Ao longo da história, China e Japão compartilharam momentos de atrito e briga por poder na Ásia. A tomada de partes do território chinês pelos japoneses durante a 2ªGuerra Mundial ainda é uma ferida aberta para o governo de Xi Jinping, que considera que os nipônicos não se desculparam o suficiente. Na época, de 200 mil a 300 mil chineses foram mortos pelas forças militares japonesas.
É após esse período que surge uma cláusula da constituição japonesa que a premiê tenta mudar com manobras políticas e de reforço à sua defesa. Após a rendição do Japão, em 1945, o país ficou proibido de manter um Exército e forças militares em seu território. Assim, o Japão não pode, oficialmente, manter um potencial bélico, com a exceção de ter uma espécie de polícia de autodefesa.
Mas, para Takaichi, essa denominação já não atende às necessidades do país, que se sente ameaçado por uma China cada vez mais poderosa e vê nos EUA um aliado pouco confiável no momento.
“Atualmente, não está claro se há outras medidas disponíveis para exercer pressão sobre o Japão, mas as tensões estão aumentando. O problema é que os sistemas de gestão de crises entre os dois países provavelmente não funcionariam de maneira eficaz caso ocorresse um incidente inesperado. Em outras palavras, o ambiente é tal que uma escalada poderia ocorrer facilmente”, afirmou Shin Kawashima, professor do departamento de relações internacionais da Universidade de Tóquio.
Apenas em 2025, segundo um relatório do Instituto Internacional de Pesquisa para a Paz de Estocolmo (Sipri, na sigla em inglês), o Japão ficou na décima colocação em gastos militares, tendo dedicado cerca de US$ 62,2 bilhões, 1,4% de seu PIB. Esse investimento significou um aumento de 9,7% em relação à 2024 e de 61% em relação à 2016. Neste ano, os gastos previstos podem passar da cifra de US$ 58 bilhões.
De acordo com o governo japonês, esse aumento nos gastos de defesa está acontecendo pela necessidade de uma autodefesa para a regularização de um exército. A ameaça atual seria, além do crescimento do arsenal chinês, um temor em relação à Coreia do Norte e à Rússia, que fazem treinamentos bélicos no Pacífico, além da própria questão de Taiwan, que fica a cerca de 110 km de distância do Japão.

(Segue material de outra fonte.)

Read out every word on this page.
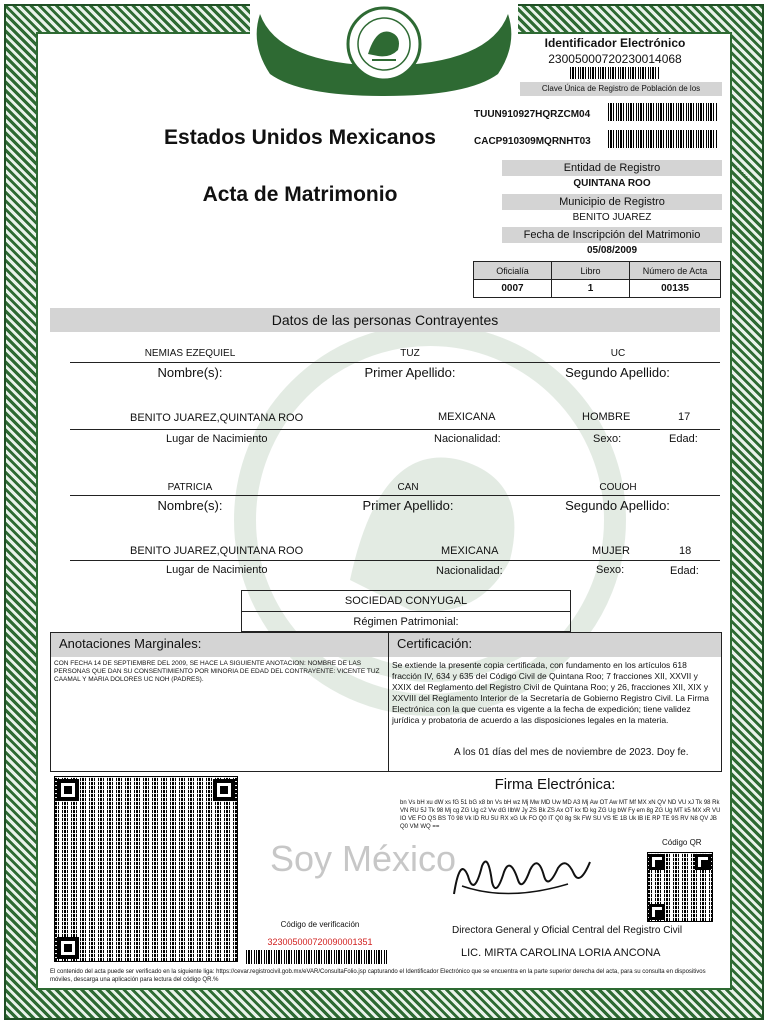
Estados Unidos Mexicanos
Acta de Matrimonio
Identificador Electrónico
23005000720230014068
Clave Única de Registro de Población de los
TUUN910927HQRZCM04
CACP910309MQRNHT03
Entidad de Registro
QUINTANA ROO
Municipio de Registro
BENITO JUAREZ
Fecha de Inscripción del Matrimonio
05/08/2009
Oficialía	Libro	Número de Acta
0007	1	00135
Datos de las personas Contrayentes
NEMIAS EZEQUIEL	TUZ	UC
Nombre(s):	Primer Apellido:	Segundo Apellido:
BENITO JUAREZ,QUINTANA ROO	MEXICANA	HOMBRE	17
Lugar de Nacimiento	Nacionalidad:	Sexo:	Edad:
PATRICIA	CAN	COUOH
Nombre(s):	Primer Apellido:	Segundo Apellido:
BENITO JUAREZ,QUINTANA ROO	MEXICANA	MUJER	18
Lugar de Nacimiento	Nacionalidad:	Sexo:	Edad:
SOCIEDAD CONYUGAL
Régimen Patrimonial:
Anotaciones Marginales:	Certificación:
CON FECHA 14 DE SEPTIEMBRE DEL 2009, SE HACE LA SIGUIENTE ANOTACION: NOMBRE DE LAS PERSONAS QUE DAN SU CONSENTIMIENTO POR MINORIA DE EDAD DEL CONTRAYENTE: VICENTE TUZ CAAMAL Y MARIA DOLORES UC NOH (PADRES).
Se extiende la presente copia certificada, con fundamento en los artículos 618 fracción IV, 634 y 635 del Código Civil de Quintana Roo; 7 fracciones XII, XXVII y XXIX del Reglamento del Registro Civil de Quintana Roo; y 26, fracciones XII, XIX y XXVIII del Reglamento Interior de la Secretaría de Gobierno Registro Civil. La Firma Electrónica con la que cuenta es vigente a la fecha de expedición; tiene validez jurídica y probatoria de acuerdo a las disposiciones legales en la materia.
A los 01 días del mes de noviembre de 2023. Doy fe.
Soy México
Código de verificación
323005000720090001351
Firma Electrónica:
bn Vs bH xu dW xs fG 51 bG x8 bn Vs bH wz Mj Mw MD Uw MD A3 Mj Aw OT Aw MT Mf MX xN QV ND VU xJ Tk 98 Rk VN RU 5J Tk 98 Mj cg ZG Ug c2 Vw dG IlbW Jy ZS Bk ZS Ax OT kx fD kg ZG Ug bW Fy em 8g ZG Ug MT k5 MX xR VU IO VE FO QS BS T0 98 Vk lD RU 5U RX xG Uk FO Q0 IT Q0 8g Sk FW SU VS fE 1B Uk lB IE RP TE 9S RV N8 QV JB Q0 VM WQ ==
Código QR
Directora General y Oficial Central del Registro Civil
LIC. MIRTA CAROLINA LORIA ANCONA
El contenido del acta puede ser verificado en la siguiente liga: https://cevar.registrocivil.gob.mx/eVAR/ConsultaFolio.jsp capturando el Identificador Electrónico que se encuentra en la parte superior derecha del acta, para su consulta en dispositivos móviles, descarga una aplicación para lectura del código QR.%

Do lado da China, é o investimento japonês em seu aparato de defesa que desperta desconfiança e representa uma ameaça, principalmente, porque seria um abandono da cláusula de paz nipônica. Pequim ainda acredita que a aliança entre Japão e EUA é um ativo perigoso para o país.
“Quando o Japão aumenta seu processamento de defesa, a China começa a perceber como uma ameaça para ela. Porque ela pensa: ‘por que o Japão está aumentando seus orçamentos? O que que isso significa?’. Então, hoje, a gente está em uma situação em que cada um sente o outro como uma possível ameaça e isso leva a esse crescimento na tensão”, explicou Alexandre Uehara, professor de relações internacionais da ESPM-SP. Com informações do portal Estadão.